In the next few days and weeks I will elaborate on why I maintain the Rutherford and Carmichael decisions will see families taken out of the bedroom tax and these decisions are very much welcomed.

Finally, do read the CPAG new release which covers the main legal issues very clearly … though Sophie Earnshaw of CPAG calling the Rutherfords ‘ordinary‘ grandparents when they are clearly extraordinary and hugely courageous and resolute and yes heroic … as are the Carmichaels and indeed are all the other families too.

They all deserve huge praise and respect and just think that you all still have the support and admiration of 1 million or so men, women and children in 430,000 families right across the UK and you always will be winners

22 thoughts on “Bedroom Tax & (Chicken) Supreme Court?

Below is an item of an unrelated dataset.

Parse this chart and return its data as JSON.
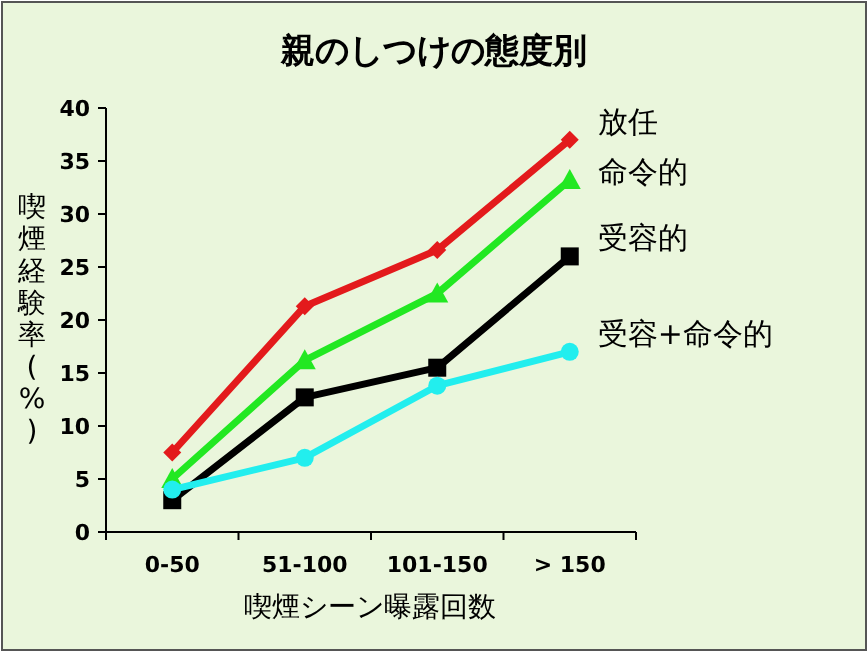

  1. My partner has a lot of health problems, he suffers with sleep apnea and has to use a CPAP, he has restless leg syndrome and it looks like he also suffers with fibromyalgia, he has 2 implants in his back and also he has an icd. We have a spare room which he sleep in as he has to use his cpap at night and anyone who lives with a person who suffers with restless leg syndrome and fibromyalgia know what it is like to sleep in the same bed. We are so grateful that we have a second bedroom otherwise we would both have sleep deprivation and that would not be good. But even though he has to sleep in the spare room due to his disabilities we still have to pay the bedroom tax. If i was not down as his full time carer and had a carer sleep over night a couple of times a week we would be exempt but then that would mean that he would not be able to use the second bedroom, it is just totally disgusting.

  2. I read your piece and with one exception I agree completely with what you say. I too thought that the supreme Court chickened out because the whole point about DHP’s are that they are discretionary I think they erred in Law not looking at this particular element but so not surprised.

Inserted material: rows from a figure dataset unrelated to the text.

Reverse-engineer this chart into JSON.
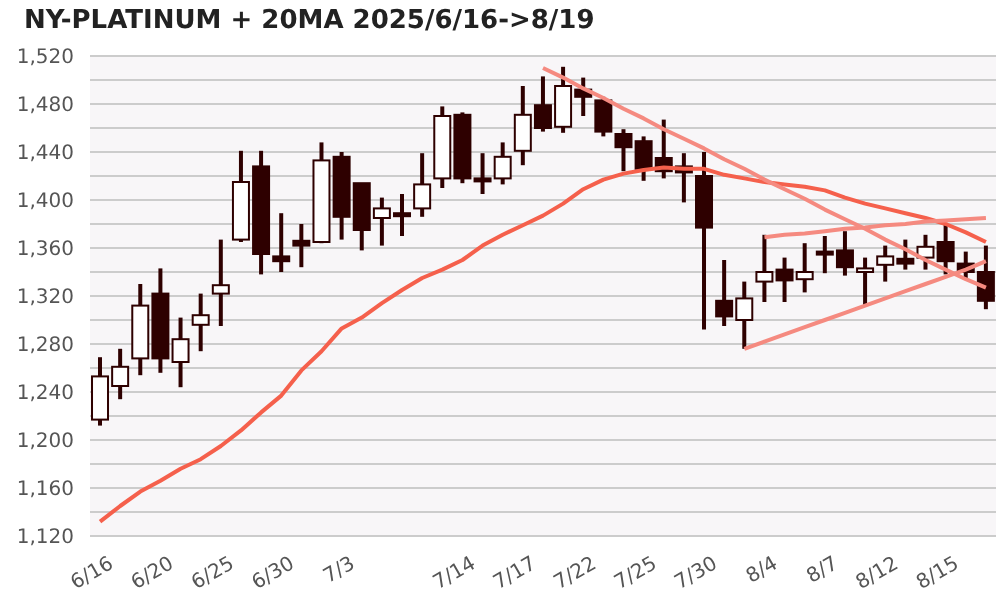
{
  "chart_data": {
    "type": "candlestick",
    "title": "NY-PLATINUM + 20MA 2025/6/16->8/19",
    "categories": [
      "6/16",
      null,
      null,
      "6/20",
      null,
      null,
      "6/25",
      null,
      null,
      "6/30",
      null,
      null,
      "7/3",
      null,
      null,
      null,
      null,
      null,
      "7/14",
      null,
      null,
      "7/17",
      null,
      null,
      "7/22",
      null,
      null,
      "7/25",
      null,
      null,
      "7/30",
      null,
      null,
      "8/4",
      null,
      null,
      "8/7",
      null,
      null,
      "8/12",
      null,
      null,
      "8/15",
      null,
      null
    ],
    "ohlc": [
      [
        1217,
        1269,
        1212,
        1253
      ],
      [
        1245,
        1276,
        1234,
        1261
      ],
      [
        1268,
        1330,
        1254,
        1312
      ],
      [
        1322,
        1343,
        1256,
        1268
      ],
      [
        1265,
        1302,
        1244,
        1284
      ],
      [
        1296,
        1322,
        1274,
        1304
      ],
      [
        1322,
        1367,
        1295,
        1329
      ],
      [
        1367,
        1441,
        1365,
        1415
      ],
      [
        1428,
        1441,
        1338,
        1355
      ],
      [
        1353,
        1389,
        1340,
        1349
      ],
      [
        1366,
        1380,
        1344,
        1362
      ],
      [
        1365,
        1448,
        1364,
        1433
      ],
      [
        1436,
        1440,
        1367,
        1386
      ],
      [
        1414,
        1414,
        1358,
        1375
      ],
      [
        1385,
        1402,
        1362,
        1393
      ],
      [
        1389,
        1405,
        1370,
        1388
      ],
      [
        1393,
        1439,
        1386,
        1413
      ],
      [
        1418,
        1478,
        1410,
        1470
      ],
      [
        1471,
        1473,
        1414,
        1418
      ],
      [
        1418,
        1439,
        1405,
        1416
      ],
      [
        1418,
        1448,
        1413,
        1436
      ],
      [
        1441,
        1495,
        1429,
        1471
      ],
      [
        1479,
        1503,
        1457,
        1460
      ],
      [
        1461,
        1511,
        1456,
        1495
      ],
      [
        1492,
        1502,
        1470,
        1486
      ],
      [
        1483,
        1486,
        1453,
        1457
      ],
      [
        1455,
        1459,
        1424,
        1444
      ],
      [
        1449,
        1453,
        1416,
        1426
      ],
      [
        1435,
        1467,
        1418,
        1424
      ],
      [
        1428,
        1439,
        1398,
        1423
      ],
      [
        1420,
        1440,
        1292,
        1377
      ],
      [
        1316,
        1350,
        1295,
        1303
      ],
      [
        1300,
        1332,
        1276,
        1318
      ],
      [
        1332,
        1371,
        1315,
        1340
      ],
      [
        1342,
        1352,
        1315,
        1333
      ],
      [
        1334,
        1364,
        1323,
        1340
      ],
      [
        1357,
        1370,
        1339,
        1355
      ],
      [
        1358,
        1374,
        1337,
        1344
      ],
      [
        1340,
        1352,
        1312,
        1343
      ],
      [
        1346,
        1362,
        1332,
        1353
      ],
      [
        1351,
        1367,
        1342,
        1347
      ],
      [
        1352,
        1371,
        1342,
        1361
      ],
      [
        1365,
        1381,
        1338,
        1349
      ],
      [
        1347,
        1357,
        1335,
        1340
      ],
      [
        1340,
        1362,
        1309,
        1316
      ]
    ],
    "color": "#2e0000",
    "colors": [
      "#ffffff",
      "#ffffff",
      "#ffffff",
      "#2e0000",
      "#ffffff",
      "#ffffff",
      "#ffffff",
      "#ffffff",
      "#2e0000",
      "#2e0000",
      "#2e0000",
      "#ffffff",
      "#2e0000",
      "#2e0000",
      "#ffffff",
      "#2e0000",
      "#ffffff",
      "#ffffff",
      "#2e0000",
      "#2e0000",
      "#ffffff",
      "#ffffff",
      "#2e0000",
      "#ffffff",
      "#2e0000",
      "#2e0000",
      "#2e0000",
      "#2e0000",
      "#2e0000",
      "#2e0000",
      "#2e0000",
      "#2e0000",
      "#ffffff",
      "#ffffff",
      "#2e0000",
      "#ffffff",
      "#2e0000",
      "#2e0000",
      "#ffffff",
      "#ffffff",
      "#2e0000",
      "#ffffff",
      "#2e0000",
      "#2e0000",
      "#2e0000"
    ],
    "series": [
      {
        "type": "line",
        "color": "#f5604c",
        "values": [
          1132,
          1145,
          1157,
          1166,
          1176,
          1184,
          1195,
          1208,
          1223,
          1237,
          1258,
          1274,
          1293,
          1302,
          1314,
          1325,
          1335,
          1342,
          1350,
          1362,
          1371,
          1379,
          1387,
          1397,
          1409,
          1417,
          1422,
          1425,
          1427,
          1426,
          1426,
          1421,
          1418,
          1415,
          1413,
          1411,
          1408,
          1402,
          1397,
          1393,
          1389,
          1385,
          1380,
          1373,
          1365
        ]
      },
      {
        "type": "line",
        "color": "#f58a80",
        "values": [
          null,
          null,
          null,
          null,
          null,
          null,
          null,
          null,
          null,
          null,
          null,
          null,
          null,
          null,
          null,
          null,
          null,
          null,
          null,
          null,
          null,
          null,
          1510,
          1502,
          1493,
          1485,
          1476,
          1468,
          1459,
          1451,
          1443,
          1434,
          1426,
          1417,
          1409,
          1401,
          1392,
          1384,
          1376,
          1367,
          1359,
          1350,
          1342,
          1334,
          1327
        ]
      },
      {
        "type": "line",
        "color": "#f58a80",
        "values": [
          null,
          null,
          null,
          null,
          null,
          null,
          null,
          null,
          null,
          null,
          null,
          null,
          null,
          null,
          null,
          null,
          null,
          null,
          null,
          null,
          null,
          null,
          null,
          null,
          null,
          null,
          null,
          null,
          null,
          null,
          null,
          null,
          null,
          1369,
          1371,
          1372,
          1374,
          1376,
          1377,
          1379,
          1380,
          1382,
          1383,
          1384,
          1385
        ]
      },
      {
        "type": "line",
        "color": "#f58a80",
        "values": [
          null,
          null,
          null,
          null,
          null,
          null,
          null,
          null,
          null,
          null,
          null,
          null,
          null,
          null,
          null,
          null,
          null,
          null,
          null,
          null,
          null,
          null,
          null,
          null,
          null,
          null,
          null,
          null,
          null,
          null,
          null,
          null,
          1276,
          1282,
          1288,
          1294,
          1300,
          1306,
          1312,
          1318,
          1324,
          1330,
          1336,
          1342,
          1349
        ]
      }
    ],
    "ylim": [
      1120,
      1520
    ],
    "yticks": [
      {
        "value": 1120,
        "label": "1,120"
      },
      {
        "value": 1140,
        "label": null
      },
      {
        "value": 1160,
        "label": "1,160"
      },
      {
        "value": 1180,
        "label": null
      },
      {
        "value": 1200,
        "label": "1,200"
      },
      {
        "value": 1220,
        "label": null
      },
      {
        "value": 1240,
        "label": "1,240"
      },
      {
        "value": 1260,
        "label": null
      },
      {
        "value": 1280,
        "label": "1,280"
      },
      {
        "value": 1300,
        "label": null
      },
      {
        "value": 1320,
        "label": "1,320"
      },
      {
        "value": 1340,
        "label": null
      },
      {
        "value": 1360,
        "label": "1,360"
      },
      {
        "value": 1380,
        "label": null
      },
      {
        "value": 1400,
        "label": "1,400"
      },
      {
        "value": 1420,
        "label": null
      },
      {
        "value": 1440,
        "label": "1,440"
      },
      {
        "value": 1460,
        "label": null
      },
      {
        "value": 1480,
        "label": "1,480"
      },
      {
        "value": 1500,
        "label": null
      },
      {
        "value": 1520,
        "label": "1,520"
      }
    ],
    "grid": "y"
  }
}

    The point I didn’t agree with is ‘overtaken by the disability lobbies’ really you think that’s appropriate statement seriously?

    1. I have made that same statement for 3 years and disability lobbies have taken it in the way it was meant and accepted it has validity.
      I also have rightly stated that the same disability lobbies have done a fabulous job so the two are not binary

    1. The Carmichael case STRESSED the need for a couple needing to sleep in separate rooms for MEDICAL reasons. It is not a general exception but a very specific one that is FULLY SUPPORTED by medical evidence

      1. Hi Joe
        I just realised. What information do I have to quote for the Carmichael case as it is simliar to my situation. E.g. case number etc, I don’t know. Thanks in advance.

      1. Yes, that is correct but I was looking for a decision notice or reasons they won. Thanks in advance for any help as always.